Еще давно, когда я в первый раз приехал в Лондон, у Лайонса я встретил Стасека. Я его и не узнал сначала: был он в военной форме — поручик армии Андерса[45]. До войны приходил к нам домой на уроки танца, было нам тогда лет по четырнадцать. А теперь он толстый, лысый. Наверное, у них под Монте-Кассино[46] было получше с харчами, чем у нас в Варшаве, но только толщина ему ни к чему. Уговаривал не двигаться с места, из Лондона, ни на шаг. Женатый.

— Что же это ты, — спрашиваю его, — на первой попавшейся женился?

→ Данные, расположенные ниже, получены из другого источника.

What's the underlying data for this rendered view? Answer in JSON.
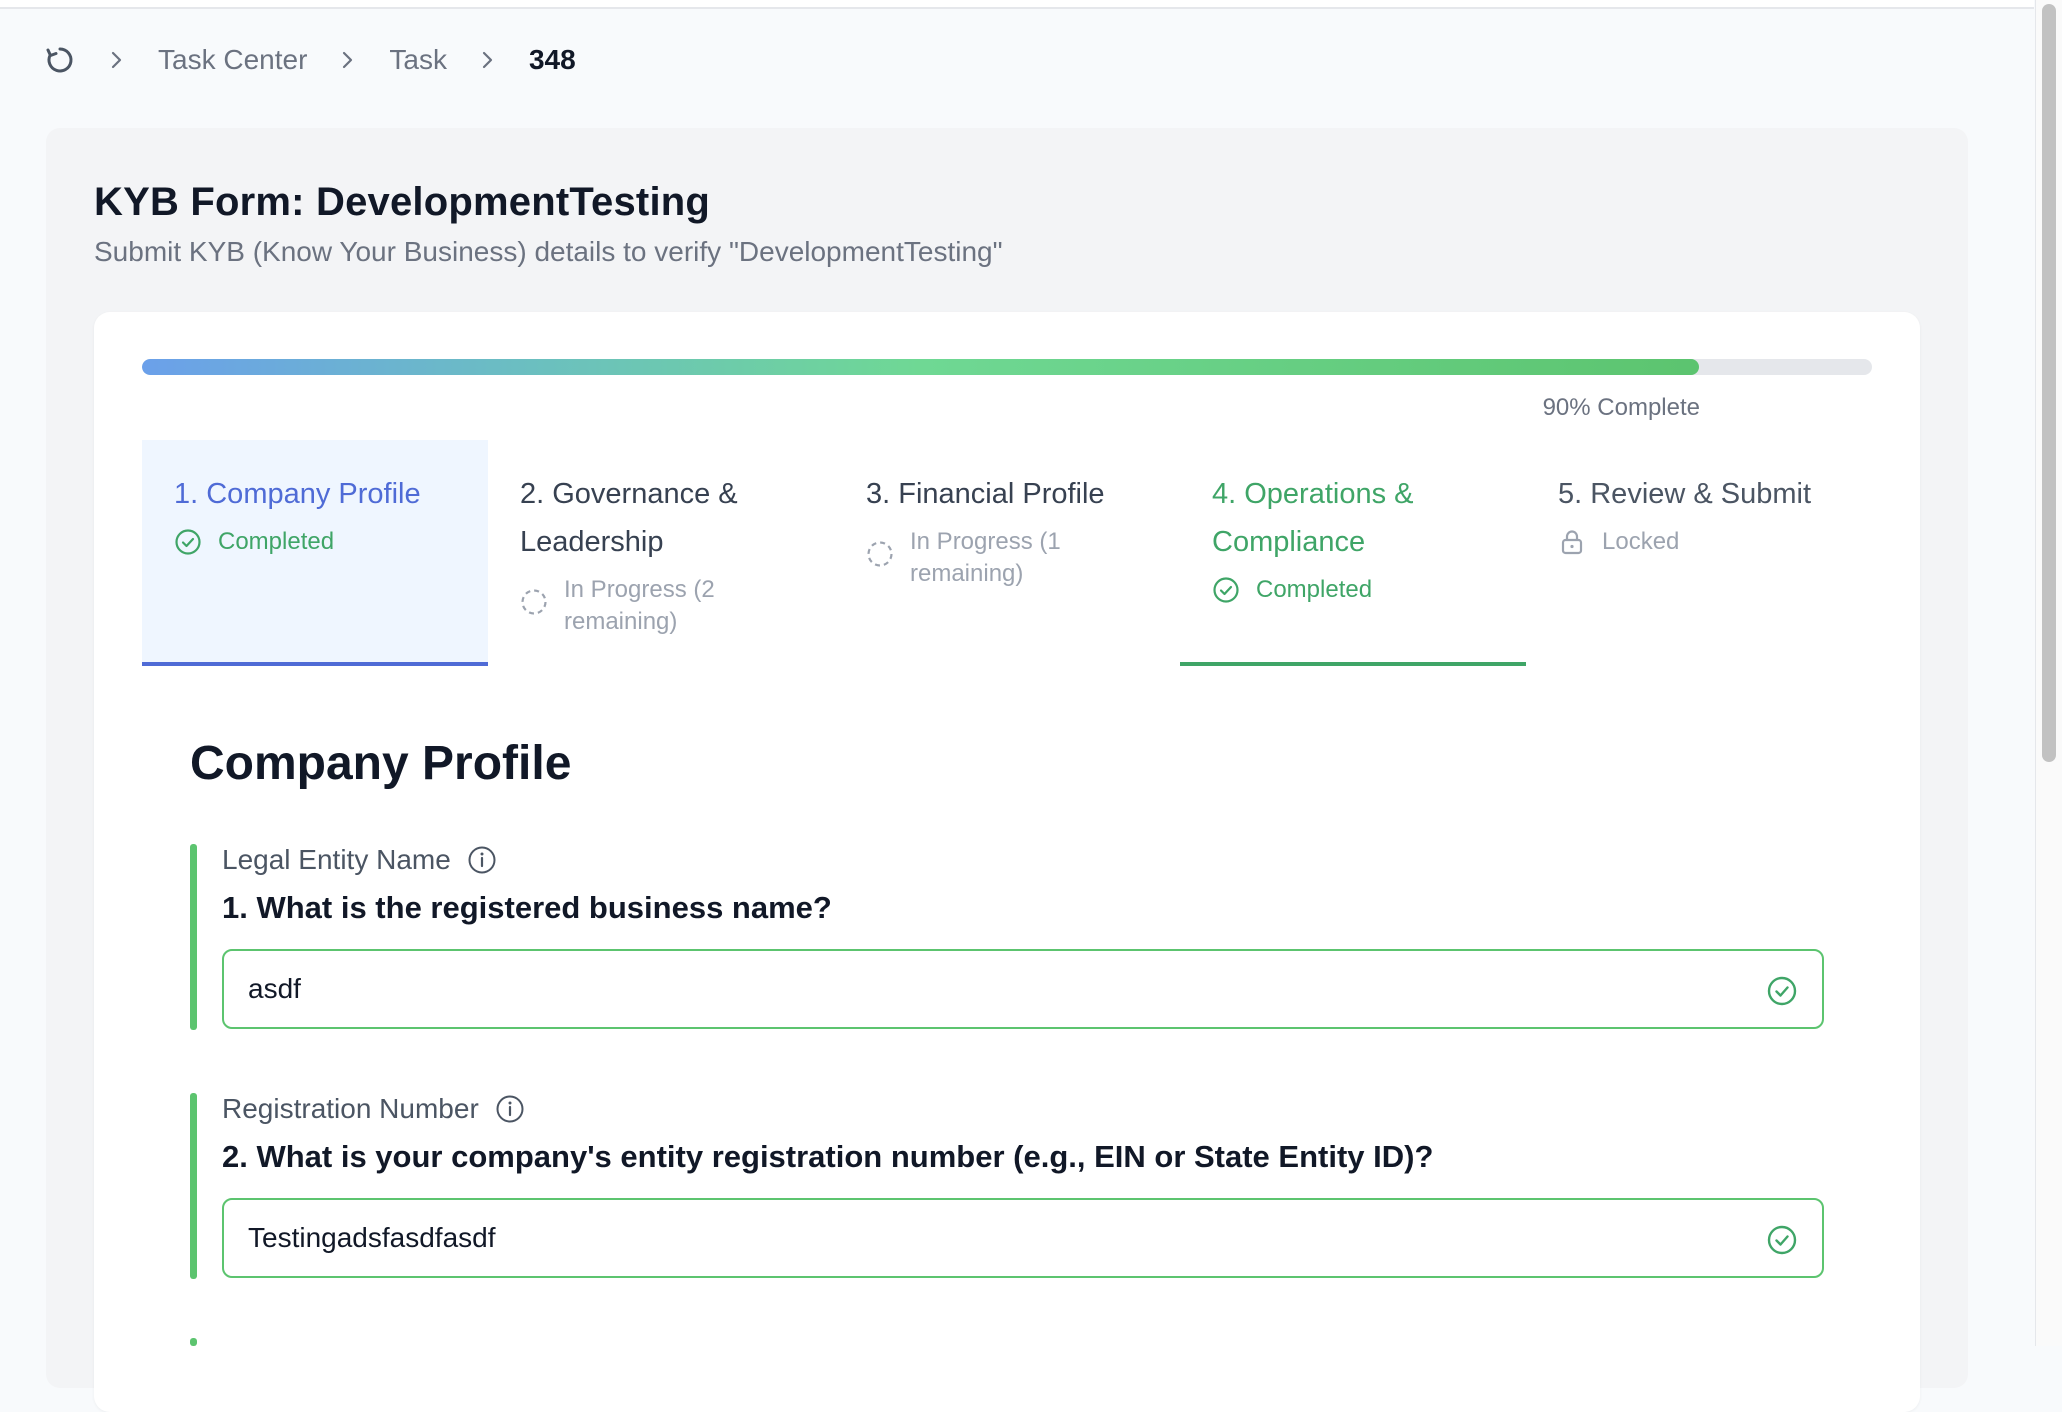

Двадцать два года всего и уже выдохся — со всем распрощался?

— А с чем мне было прощаться? — говорит. — Это ты у нас пижон-обольститель, а со мной девочки танцевать не хотели.

Договорились мы с ним о встрече в Кардоуме. Познакомил меня с женой. Она шотландка, дочь фермера. Вроде и ничего, только щеки лиловые. Ее отец купил им дом на Эрл-Корт в рассрочку.

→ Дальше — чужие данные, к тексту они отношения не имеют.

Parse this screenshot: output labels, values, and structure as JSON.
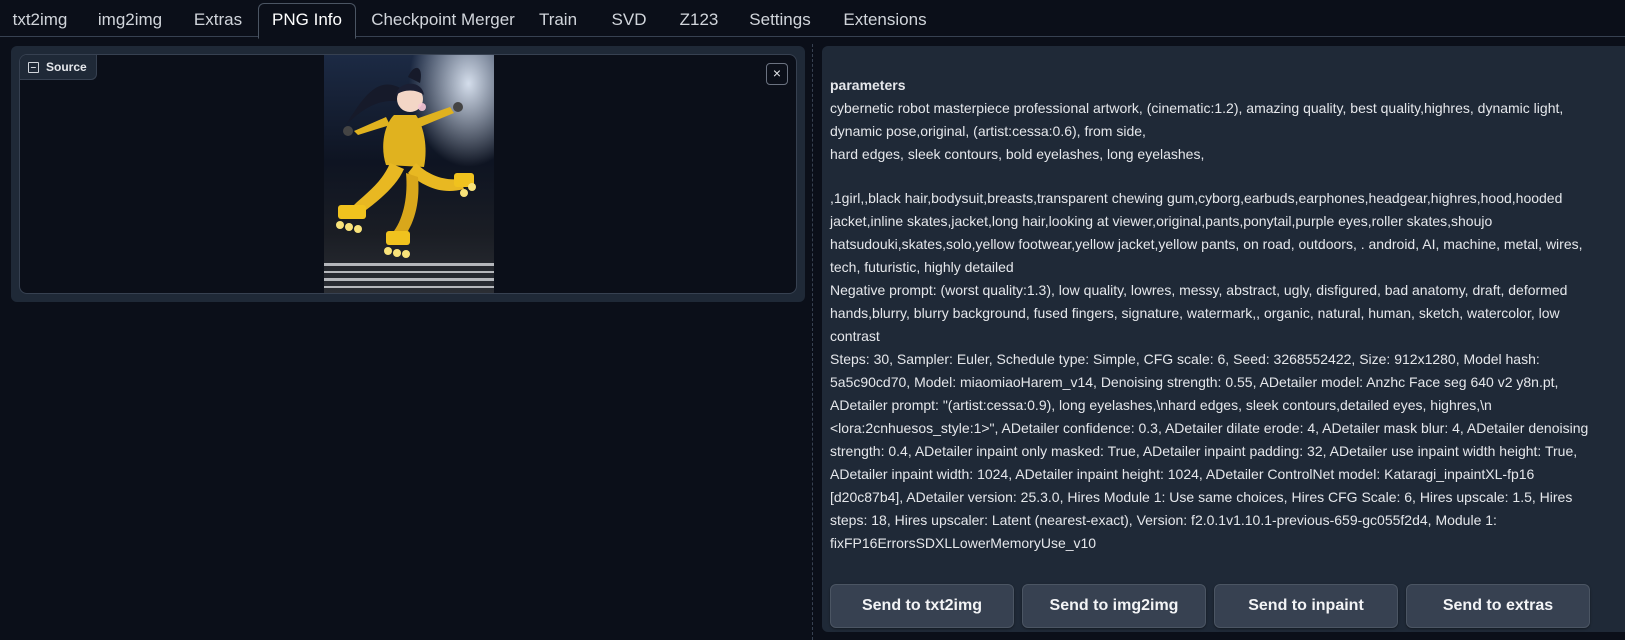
{
  "tabs": [
    {
      "label": "txt2img"
    },
    {
      "label": "img2img"
    },
    {
      "label": "Extras"
    },
    {
      "label": "PNG Info",
      "active": true
    },
    {
      "label": "Checkpoint Merger"
    },
    {
      "label": "Train"
    },
    {
      "label": "SVD"
    },
    {
      "label": "Z123"
    },
    {
      "label": "Settings"
    },
    {
      "label": "Extensions"
    }
  ],
  "source": {
    "label": "Source",
    "close_glyph": "×",
    "image_description": "anime robot girl in yellow bodysuit on inline skates"
  },
  "info": {
    "heading": "parameters",
    "prompt_line1": "cybernetic robot masterpiece professional artwork, (cinematic:1.2), amazing quality, best quality,highres, dynamic light, dynamic pose,original, (artist:cessa:0.6), from side,",
    "prompt_line2": "hard edges, sleek contours, bold eyelashes, long eyelashes,",
    "prompt_line3": ",1girl,,black hair,bodysuit,breasts,transparent chewing gum,cyborg,earbuds,earphones,headgear,highres,hood,hooded jacket,inline skates,jacket,long hair,looking at viewer,original,pants,ponytail,purple eyes,roller skates,shoujo hatsudouki,skates,solo,yellow footwear,yellow jacket,yellow pants, on road, outdoors, . android, AI, machine, metal, wires, tech, futuristic, highly detailed",
    "negative": "Negative prompt: (worst quality:1.3), low quality, lowres, messy, abstract, ugly, disfigured, bad anatomy, draft, deformed hands,blurry, blurry background, fused fingers, signature, watermark,, organic, natural, human, sketch, watercolor, low contrast",
    "settings": "Steps: 30, Sampler: Euler, Schedule type: Simple, CFG scale: 6, Seed: 3268552422, Size: 912x1280, Model hash: 5a5c90cd70, Model: miaomiaoHarem_v14, Denoising strength: 0.55, ADetailer model: Anzhc Face seg 640 v2 y8n.pt, ADetailer prompt: \"(artist:cessa:0.9), long eyelashes,\\nhard edges, sleek contours,detailed eyes, highres,\\n <lora:2cnhuesos_style:1>\", ADetailer confidence: 0.3, ADetailer dilate erode: 4, ADetailer mask blur: 4, ADetailer denoising strength: 0.4, ADetailer inpaint only masked: True, ADetailer inpaint padding: 32, ADetailer use inpaint width height: True, ADetailer inpaint width: 1024, ADetailer inpaint height: 1024, ADetailer ControlNet model: Kataragi_inpaintXL-fp16 [d20c87b4], ADetailer version: 25.3.0, Hires Module 1: Use same choices, Hires CFG Scale: 6, Hires upscale: 1.5, Hires steps: 18, Hires upscaler: Latent (nearest-exact), Version: f2.0.1v1.10.1-previous-659-gc055f2d4, Module 1: fixFP16ErrorsSDXLLowerMemoryUse_v10"
  },
  "buttons": {
    "txt2img": "Send to txt2img",
    "img2img": "Send to img2img",
    "inpaint": "Send to inpaint",
    "extras": "Send to extras"
  }
}
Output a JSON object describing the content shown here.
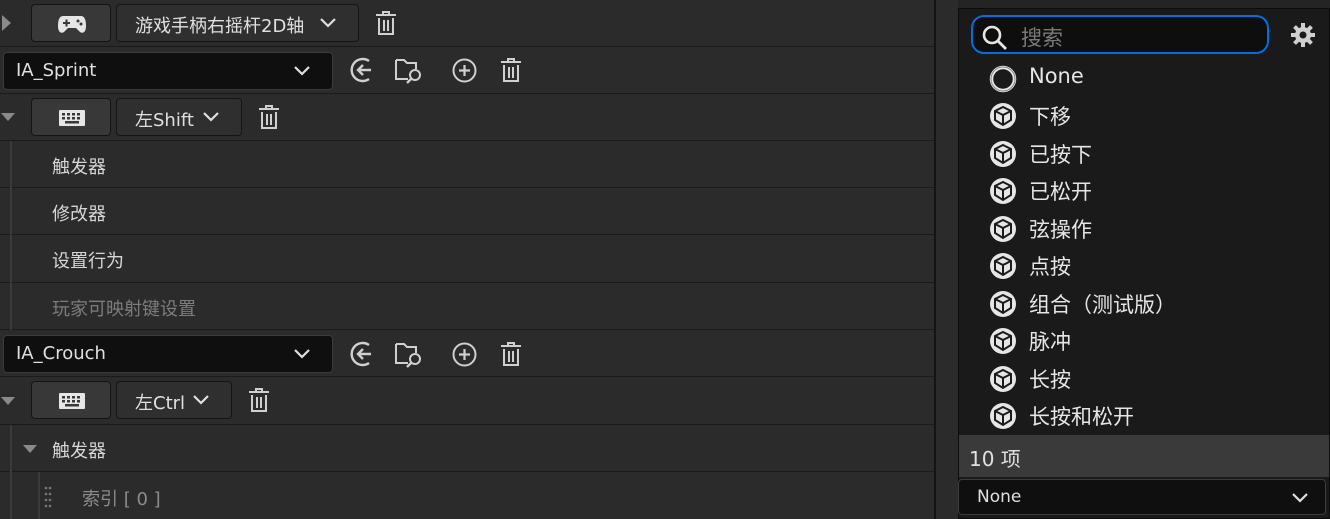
{
  "rows": {
    "gamepad_key": "游戏手柄右摇杆2D轴",
    "action1": "IA_Sprint",
    "key1": "左Shift",
    "triggers": "触发器",
    "modifiers": "修改器",
    "behavior": "设置行为",
    "player_mappable": "玩家可映射键设置",
    "action2": "IA_Crouch",
    "key2": "左Ctrl",
    "triggers2": "触发器",
    "index_label": "索引 [ 0 ]"
  },
  "menu": {
    "search_placeholder": "搜索",
    "items": [
      {
        "label": "None",
        "icon": "none-circle-icon"
      },
      {
        "label": "下移",
        "icon": "cube-icon"
      },
      {
        "label": "已按下",
        "icon": "cube-icon"
      },
      {
        "label": "已松开",
        "icon": "cube-icon"
      },
      {
        "label": "弦操作",
        "icon": "cube-icon"
      },
      {
        "label": "点按",
        "icon": "cube-icon"
      },
      {
        "label": "组合（测试版）",
        "icon": "cube-icon"
      },
      {
        "label": "脉冲",
        "icon": "cube-icon"
      },
      {
        "label": "长按",
        "icon": "cube-icon"
      },
      {
        "label": "长按和松开",
        "icon": "cube-icon"
      }
    ],
    "count": "10 项",
    "selected": "None"
  },
  "colors": {
    "accent": "#0070e0",
    "background": "#242424",
    "panel": "#1a1a1a"
  }
}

— На что живешь? — спрашиваю.

— Пока что английский король еще своим верным союзникам платит, ну а потом что-нибудь придумаю. Страна демократическая, люди честные, умный человек может хорошо заработать.

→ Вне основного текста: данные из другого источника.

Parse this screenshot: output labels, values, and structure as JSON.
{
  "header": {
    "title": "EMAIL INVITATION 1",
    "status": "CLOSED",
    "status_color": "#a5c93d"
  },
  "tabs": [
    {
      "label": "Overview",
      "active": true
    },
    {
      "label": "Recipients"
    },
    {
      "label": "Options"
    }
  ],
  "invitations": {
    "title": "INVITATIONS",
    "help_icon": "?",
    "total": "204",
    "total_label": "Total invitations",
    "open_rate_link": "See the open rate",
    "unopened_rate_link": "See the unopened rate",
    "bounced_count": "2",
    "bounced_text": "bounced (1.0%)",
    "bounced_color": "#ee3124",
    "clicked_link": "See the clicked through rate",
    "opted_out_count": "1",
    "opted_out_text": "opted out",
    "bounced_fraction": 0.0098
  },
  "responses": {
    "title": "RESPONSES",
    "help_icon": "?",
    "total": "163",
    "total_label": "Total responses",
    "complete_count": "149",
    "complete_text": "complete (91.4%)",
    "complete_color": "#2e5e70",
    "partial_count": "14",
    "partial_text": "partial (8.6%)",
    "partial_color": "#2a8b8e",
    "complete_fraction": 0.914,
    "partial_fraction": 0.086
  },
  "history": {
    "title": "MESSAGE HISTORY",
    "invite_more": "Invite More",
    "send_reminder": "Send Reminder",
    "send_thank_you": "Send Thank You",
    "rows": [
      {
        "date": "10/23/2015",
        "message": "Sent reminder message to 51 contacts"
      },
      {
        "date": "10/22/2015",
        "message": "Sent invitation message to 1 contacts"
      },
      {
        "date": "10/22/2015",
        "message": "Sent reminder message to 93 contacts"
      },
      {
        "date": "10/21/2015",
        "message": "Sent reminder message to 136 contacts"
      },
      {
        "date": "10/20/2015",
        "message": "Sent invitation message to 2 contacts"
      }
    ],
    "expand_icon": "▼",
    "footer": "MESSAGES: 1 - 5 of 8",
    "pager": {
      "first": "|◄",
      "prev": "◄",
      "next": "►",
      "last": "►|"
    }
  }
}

— Кражи со взломом или мокрое дело? — спрашиваю.

— Да нет, — говорит, — здесь кодекс уважать надо, буду делать бизнес. — Он оставил мне свой адрес, но я не пошел.

На другой день после нашего скандала Кася отлеживалась, а я сел в автобус и поехал. Стасека не было дома. Молли, его шотландка, вспомнила меня. Эдакая толстуха, беременная на шестом месяце. У них как раз освободилась квартира в подвале, все чисто, отремонтировано, сначала она даже подумала, что я пришел по объявлению. А Кася до того рада была, что я разрешил ей работать, — на все готова. Мы мигом переехали. Неприятностей с полицией никаких. У Стасека везде знакомые. «Коллега», — говорит про меня в полиции. Поручился за меня. «Род занятий?» — «Компаньон», — говорит.

— В чем я тебе буду компаньоном? — спрашиваю.

— Ну, это мы еще увидим.

Пока что я вместо Молли ходил в магазин, возился в саду, в общем, дел хватало. Все лучше, чем вывозить мусор, только что здесь я все делал за спасибо. Опять я стал играть на аккордеоне, прибежали соседки: устраивается вечер, будет продажа лотерейных билетов в пользу пожарной команды, очень просили выступить. Ну, я выступил. За вечер мне заплатили фунт, накормили ужином. Кася на вечер не пошла. Ничего мне не сказала, а когда я вернулся, притворилась, будто спит.

Она и раньше так делала: ей нравилось, что я ее бужу, всегда казалась такой испуганной, положит мою руку себе на грудь — вот, мол, как сердце бьется, — что-то мурлыкала, потягивалась, а я целовал ее в ухо, ужасно мне ее ухо нравилось, и так нам весело становилось. А теперь нет у меня прежней смелости. Рана у нее еще не зажила. Обидеть ее боюсь. Она тоже обращается со мной так, будто я хрустальный, а вернее говоря, бандит, у которого за голенищем нож. Ее новое имя мне мешает.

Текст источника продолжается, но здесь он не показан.